One study highlighted the widespread use of topical PDT but the relative lack of data on treatment parameters and outcomes in everyday clinical practice. Detailed documentation should be kept on patient and lesion characteristics, treatment parameters and outcomes including efficacy, adverse effects, particularly pain, and recurrence rates. This will enable regular audit to be conducted. The British Association of Dermatologists has produced guidelines that define specific audit standards in terms of efficacy, recurrence rates and proportion of patients experiencing severe pain. Audit will enable each department offering PDT to determine whether these standards are being met in practice.

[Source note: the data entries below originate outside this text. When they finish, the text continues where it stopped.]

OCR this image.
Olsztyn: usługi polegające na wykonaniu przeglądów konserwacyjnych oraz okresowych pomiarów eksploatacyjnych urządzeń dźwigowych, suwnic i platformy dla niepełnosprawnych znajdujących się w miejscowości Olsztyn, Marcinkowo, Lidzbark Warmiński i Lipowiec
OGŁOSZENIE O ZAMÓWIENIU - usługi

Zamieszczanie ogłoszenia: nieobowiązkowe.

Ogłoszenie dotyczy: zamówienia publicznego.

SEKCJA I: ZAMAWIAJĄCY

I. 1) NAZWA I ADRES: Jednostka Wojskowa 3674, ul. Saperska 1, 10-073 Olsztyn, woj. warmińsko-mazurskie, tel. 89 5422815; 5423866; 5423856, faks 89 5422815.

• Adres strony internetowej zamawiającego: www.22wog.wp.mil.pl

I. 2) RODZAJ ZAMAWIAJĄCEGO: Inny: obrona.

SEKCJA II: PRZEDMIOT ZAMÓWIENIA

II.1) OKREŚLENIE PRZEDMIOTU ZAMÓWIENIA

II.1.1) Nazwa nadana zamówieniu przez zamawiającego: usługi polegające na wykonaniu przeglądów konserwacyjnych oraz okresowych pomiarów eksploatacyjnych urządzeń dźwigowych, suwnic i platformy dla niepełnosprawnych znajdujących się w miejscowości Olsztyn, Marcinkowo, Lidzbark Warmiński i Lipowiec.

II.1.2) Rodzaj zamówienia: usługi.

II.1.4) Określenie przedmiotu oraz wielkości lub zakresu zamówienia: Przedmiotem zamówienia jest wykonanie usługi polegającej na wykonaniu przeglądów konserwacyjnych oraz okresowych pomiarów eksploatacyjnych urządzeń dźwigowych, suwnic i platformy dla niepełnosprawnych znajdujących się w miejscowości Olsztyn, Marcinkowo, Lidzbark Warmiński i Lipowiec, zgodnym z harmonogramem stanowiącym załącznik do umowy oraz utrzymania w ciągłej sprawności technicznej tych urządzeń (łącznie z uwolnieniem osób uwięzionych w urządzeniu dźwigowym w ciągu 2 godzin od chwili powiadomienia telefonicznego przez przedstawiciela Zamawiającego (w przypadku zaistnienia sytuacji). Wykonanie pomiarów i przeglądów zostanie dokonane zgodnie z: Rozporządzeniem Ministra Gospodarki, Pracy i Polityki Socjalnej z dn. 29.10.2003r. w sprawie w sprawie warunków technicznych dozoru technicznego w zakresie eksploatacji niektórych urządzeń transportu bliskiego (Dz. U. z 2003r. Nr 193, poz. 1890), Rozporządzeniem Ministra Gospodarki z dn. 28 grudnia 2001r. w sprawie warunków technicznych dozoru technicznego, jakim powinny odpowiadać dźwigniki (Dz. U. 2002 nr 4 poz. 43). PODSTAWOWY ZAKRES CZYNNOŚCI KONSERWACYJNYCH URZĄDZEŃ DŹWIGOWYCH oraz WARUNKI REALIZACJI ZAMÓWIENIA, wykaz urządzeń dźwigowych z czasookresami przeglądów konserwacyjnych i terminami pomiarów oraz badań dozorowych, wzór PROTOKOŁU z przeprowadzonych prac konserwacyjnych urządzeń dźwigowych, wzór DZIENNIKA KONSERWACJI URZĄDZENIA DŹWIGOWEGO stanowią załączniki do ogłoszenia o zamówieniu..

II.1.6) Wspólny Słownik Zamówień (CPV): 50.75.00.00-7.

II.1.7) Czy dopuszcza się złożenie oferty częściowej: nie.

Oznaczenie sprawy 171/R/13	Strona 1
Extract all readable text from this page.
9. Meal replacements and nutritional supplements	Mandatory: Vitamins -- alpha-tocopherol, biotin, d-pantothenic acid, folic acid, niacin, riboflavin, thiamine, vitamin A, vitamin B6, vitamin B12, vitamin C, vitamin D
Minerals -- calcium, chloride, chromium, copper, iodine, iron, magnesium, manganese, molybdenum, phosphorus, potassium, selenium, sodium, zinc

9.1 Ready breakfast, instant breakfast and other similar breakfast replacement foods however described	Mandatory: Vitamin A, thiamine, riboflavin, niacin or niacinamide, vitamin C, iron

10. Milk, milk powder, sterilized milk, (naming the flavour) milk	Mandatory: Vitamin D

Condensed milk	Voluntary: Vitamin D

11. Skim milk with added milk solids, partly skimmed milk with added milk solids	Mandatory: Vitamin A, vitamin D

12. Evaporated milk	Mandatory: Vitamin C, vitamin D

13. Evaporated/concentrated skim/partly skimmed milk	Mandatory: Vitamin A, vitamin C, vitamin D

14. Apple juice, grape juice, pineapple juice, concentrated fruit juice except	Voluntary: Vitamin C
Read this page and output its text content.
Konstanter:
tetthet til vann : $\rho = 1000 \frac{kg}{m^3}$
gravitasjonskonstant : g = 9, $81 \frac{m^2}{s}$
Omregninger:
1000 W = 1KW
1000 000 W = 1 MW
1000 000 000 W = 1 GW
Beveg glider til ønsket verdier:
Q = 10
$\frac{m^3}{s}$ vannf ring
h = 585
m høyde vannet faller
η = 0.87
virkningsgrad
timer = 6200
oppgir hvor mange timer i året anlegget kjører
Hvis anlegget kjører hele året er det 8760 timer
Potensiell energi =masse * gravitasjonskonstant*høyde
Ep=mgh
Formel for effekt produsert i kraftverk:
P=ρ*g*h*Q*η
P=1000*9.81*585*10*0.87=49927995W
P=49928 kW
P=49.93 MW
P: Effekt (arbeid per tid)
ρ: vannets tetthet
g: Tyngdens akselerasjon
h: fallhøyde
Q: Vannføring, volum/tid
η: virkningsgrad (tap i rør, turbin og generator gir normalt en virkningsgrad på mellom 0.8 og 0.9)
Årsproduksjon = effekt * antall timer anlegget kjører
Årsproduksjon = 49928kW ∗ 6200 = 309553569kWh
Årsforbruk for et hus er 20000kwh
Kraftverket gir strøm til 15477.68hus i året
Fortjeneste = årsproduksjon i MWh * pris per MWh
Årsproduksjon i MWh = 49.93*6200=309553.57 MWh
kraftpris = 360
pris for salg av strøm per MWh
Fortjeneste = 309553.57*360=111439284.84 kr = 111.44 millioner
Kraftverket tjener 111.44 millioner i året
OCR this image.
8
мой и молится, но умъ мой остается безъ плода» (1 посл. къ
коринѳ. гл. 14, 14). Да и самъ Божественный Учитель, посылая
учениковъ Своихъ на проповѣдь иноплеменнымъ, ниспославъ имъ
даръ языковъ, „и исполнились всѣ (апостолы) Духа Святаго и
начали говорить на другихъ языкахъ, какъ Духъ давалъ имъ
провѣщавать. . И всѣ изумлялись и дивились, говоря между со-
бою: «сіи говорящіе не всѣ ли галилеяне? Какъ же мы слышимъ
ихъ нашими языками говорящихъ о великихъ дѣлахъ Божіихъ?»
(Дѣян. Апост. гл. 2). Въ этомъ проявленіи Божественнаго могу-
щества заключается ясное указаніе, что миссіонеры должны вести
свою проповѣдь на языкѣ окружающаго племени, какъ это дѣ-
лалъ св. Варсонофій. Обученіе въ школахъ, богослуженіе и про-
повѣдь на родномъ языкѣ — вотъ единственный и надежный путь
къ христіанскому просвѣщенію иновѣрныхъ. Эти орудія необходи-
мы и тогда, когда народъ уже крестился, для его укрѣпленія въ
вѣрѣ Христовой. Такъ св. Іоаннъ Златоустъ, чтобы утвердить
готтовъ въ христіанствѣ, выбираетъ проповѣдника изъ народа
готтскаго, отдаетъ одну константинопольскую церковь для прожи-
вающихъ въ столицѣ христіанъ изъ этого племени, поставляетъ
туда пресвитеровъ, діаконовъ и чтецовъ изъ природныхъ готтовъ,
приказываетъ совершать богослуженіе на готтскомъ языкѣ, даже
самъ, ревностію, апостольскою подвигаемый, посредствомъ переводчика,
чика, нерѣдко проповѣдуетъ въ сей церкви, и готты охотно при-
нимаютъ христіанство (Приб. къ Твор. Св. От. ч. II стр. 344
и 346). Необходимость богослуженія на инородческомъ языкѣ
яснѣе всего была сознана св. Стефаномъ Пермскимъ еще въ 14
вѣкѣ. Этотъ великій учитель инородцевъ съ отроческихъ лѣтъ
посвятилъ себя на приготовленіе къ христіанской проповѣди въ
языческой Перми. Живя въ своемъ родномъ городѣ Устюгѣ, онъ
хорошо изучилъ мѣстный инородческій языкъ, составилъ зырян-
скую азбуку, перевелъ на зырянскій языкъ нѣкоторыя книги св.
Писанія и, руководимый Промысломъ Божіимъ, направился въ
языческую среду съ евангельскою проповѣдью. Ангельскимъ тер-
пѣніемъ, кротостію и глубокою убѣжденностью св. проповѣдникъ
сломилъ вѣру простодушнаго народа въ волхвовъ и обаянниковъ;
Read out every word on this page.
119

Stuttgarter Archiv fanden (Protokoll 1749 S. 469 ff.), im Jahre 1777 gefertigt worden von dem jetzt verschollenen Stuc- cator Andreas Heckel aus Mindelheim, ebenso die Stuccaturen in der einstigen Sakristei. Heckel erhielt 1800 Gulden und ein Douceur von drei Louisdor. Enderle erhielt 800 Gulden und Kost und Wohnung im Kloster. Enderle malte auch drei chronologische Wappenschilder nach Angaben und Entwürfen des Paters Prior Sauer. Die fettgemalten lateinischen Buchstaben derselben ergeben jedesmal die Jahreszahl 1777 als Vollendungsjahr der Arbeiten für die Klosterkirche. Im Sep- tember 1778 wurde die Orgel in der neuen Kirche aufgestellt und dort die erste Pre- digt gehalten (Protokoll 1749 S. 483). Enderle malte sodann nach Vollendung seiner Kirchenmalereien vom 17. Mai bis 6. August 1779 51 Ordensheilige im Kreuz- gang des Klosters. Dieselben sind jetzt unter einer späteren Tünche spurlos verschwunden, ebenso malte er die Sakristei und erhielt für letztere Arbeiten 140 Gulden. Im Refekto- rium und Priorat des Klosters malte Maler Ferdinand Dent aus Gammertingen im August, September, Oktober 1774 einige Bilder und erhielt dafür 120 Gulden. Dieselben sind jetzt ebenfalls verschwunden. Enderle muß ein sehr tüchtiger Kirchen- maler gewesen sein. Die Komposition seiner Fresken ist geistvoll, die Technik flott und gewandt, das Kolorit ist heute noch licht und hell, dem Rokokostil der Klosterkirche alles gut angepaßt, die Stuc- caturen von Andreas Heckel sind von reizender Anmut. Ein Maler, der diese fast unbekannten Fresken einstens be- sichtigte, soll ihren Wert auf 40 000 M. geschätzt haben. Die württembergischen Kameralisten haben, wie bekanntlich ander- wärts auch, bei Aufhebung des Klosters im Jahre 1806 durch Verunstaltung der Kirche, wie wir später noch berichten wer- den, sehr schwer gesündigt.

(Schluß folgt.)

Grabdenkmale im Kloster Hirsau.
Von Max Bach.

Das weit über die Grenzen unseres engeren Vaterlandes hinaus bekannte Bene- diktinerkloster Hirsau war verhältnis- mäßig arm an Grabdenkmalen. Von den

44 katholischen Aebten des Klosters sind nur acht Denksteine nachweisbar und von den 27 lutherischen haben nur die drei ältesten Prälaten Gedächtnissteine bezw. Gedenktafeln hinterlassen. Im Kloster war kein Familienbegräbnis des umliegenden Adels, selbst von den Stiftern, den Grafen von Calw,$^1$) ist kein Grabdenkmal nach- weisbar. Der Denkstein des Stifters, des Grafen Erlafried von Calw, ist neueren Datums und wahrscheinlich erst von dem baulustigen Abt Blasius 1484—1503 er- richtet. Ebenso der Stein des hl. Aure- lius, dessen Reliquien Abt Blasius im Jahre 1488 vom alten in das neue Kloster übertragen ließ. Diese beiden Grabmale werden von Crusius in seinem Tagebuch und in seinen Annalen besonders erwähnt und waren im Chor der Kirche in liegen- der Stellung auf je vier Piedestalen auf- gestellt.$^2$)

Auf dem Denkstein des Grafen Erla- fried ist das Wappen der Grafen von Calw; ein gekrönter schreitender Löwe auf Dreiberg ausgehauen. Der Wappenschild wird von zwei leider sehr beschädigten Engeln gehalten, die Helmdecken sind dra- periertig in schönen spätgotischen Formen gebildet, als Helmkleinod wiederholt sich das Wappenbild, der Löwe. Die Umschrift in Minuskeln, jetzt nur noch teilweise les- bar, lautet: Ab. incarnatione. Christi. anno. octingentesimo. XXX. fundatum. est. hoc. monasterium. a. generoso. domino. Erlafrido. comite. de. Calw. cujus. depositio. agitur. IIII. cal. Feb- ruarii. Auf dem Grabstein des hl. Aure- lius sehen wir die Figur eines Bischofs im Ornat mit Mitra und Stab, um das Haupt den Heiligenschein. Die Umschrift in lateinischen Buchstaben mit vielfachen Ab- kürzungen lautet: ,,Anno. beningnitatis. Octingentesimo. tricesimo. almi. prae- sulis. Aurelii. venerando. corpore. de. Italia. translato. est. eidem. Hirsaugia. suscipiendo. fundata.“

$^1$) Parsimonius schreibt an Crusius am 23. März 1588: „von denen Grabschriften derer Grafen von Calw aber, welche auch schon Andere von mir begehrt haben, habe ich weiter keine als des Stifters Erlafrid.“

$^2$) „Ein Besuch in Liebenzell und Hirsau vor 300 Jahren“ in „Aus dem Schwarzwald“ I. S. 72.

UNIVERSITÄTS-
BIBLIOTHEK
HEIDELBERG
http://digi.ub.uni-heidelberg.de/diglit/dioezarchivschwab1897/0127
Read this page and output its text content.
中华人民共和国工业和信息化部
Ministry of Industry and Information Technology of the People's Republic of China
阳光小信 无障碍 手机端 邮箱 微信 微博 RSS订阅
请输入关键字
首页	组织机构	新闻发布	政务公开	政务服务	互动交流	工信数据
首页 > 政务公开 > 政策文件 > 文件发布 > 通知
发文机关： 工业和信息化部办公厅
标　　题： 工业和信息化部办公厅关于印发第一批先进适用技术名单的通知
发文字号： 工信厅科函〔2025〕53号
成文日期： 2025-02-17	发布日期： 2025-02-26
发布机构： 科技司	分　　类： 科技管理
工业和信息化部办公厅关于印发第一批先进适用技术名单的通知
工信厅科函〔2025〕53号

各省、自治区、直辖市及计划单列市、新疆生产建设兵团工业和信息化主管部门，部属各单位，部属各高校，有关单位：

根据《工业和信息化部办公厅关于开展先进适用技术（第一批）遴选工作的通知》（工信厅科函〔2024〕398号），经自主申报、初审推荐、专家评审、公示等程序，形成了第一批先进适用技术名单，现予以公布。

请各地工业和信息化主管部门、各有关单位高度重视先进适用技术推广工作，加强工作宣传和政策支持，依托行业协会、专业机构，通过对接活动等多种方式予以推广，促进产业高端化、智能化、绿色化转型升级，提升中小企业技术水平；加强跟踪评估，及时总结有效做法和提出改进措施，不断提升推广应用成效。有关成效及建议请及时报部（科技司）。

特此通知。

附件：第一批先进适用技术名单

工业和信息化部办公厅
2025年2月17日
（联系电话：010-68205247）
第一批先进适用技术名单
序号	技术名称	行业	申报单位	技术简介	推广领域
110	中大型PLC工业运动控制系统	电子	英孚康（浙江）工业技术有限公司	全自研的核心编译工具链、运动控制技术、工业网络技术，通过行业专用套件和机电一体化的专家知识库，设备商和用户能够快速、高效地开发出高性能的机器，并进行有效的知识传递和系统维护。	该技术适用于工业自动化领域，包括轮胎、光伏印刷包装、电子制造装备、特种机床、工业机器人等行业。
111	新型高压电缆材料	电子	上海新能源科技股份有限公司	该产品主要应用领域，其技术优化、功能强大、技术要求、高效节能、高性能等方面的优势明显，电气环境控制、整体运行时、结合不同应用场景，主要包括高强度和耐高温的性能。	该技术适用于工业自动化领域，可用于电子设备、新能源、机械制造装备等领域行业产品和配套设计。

A business case to set up a new PDT service will need to explain in detail why the service is required, including an exposition of the advantages of PDT over existing therapies and the cost implications for using PDT rather than alternative treatment modalities. A full assessment of expected patient numbers, staffing requirements (including both nurse and clinician time), drug costs and consumables, equipment and training should be undertaken. Clinician input is required as appropriate patient and lesion selection is essential. Input from a medical physicist will also be needed for calibrating and measuring the irradiance of light sources. A dermatologist should be identified to oversee the service. Adequate staff training is critical and protocols, guidelines and governance arrangements must be put in place.
Increasingly, studies ex vivo are being undertaken in an attempt to understand in greater detail the molecular mechanisms involved in PDT. The use of fluorescence imaging, mathematical modelling and in vivo monitoring of oxygen saturation and blood perfusion are informing our understanding of the effects of PDT on human skin and may thereby help to optimize treatment regimens [20, 21, 172].
The field of fluorescence diagnosis has largely been experimental but the use of PpIX to demarcate disease margins with detailed fluorescence analysis by spectroscopy and charge-coupled device (CCD) imaging has the potential to improve sensitivity and specificity. In the future it may be incorporated into clinical practice for diagnostic purposes.
The continued development of new drugs and formulations for PDT and mechanisms to enhance drug uptake and accumulation, together with advances in light delivery (e.g. using conformable light-emitting fabrics), demonstrate that PDT is an evolving treatment modality. In consequence, continuing scientific study will be required to ensure that technical advances in drugs and equipment are properly evaluated in order to be able to better understand their role in the management of skin disease. Optimization of treatment regimens and reduction of pain are essential for the wider acceptance of PDT although there is good evidence to support its use in superficial BCC, Bowen disease and AK, and a growing body of evidence to support its use in other conditions such as acne vulgaris [173, 174].
In conclusion, PDT has many advantages and few adverse effects. The development of improved mechanisms for drug delivery and irradiation will help refine the clinical practice of PDT. The use of non-invasive monitoring may improve efficacy and tolerance of therapy. There is great potential for the application of PDT in other diverse cutaneous diseases and this requires further investigation.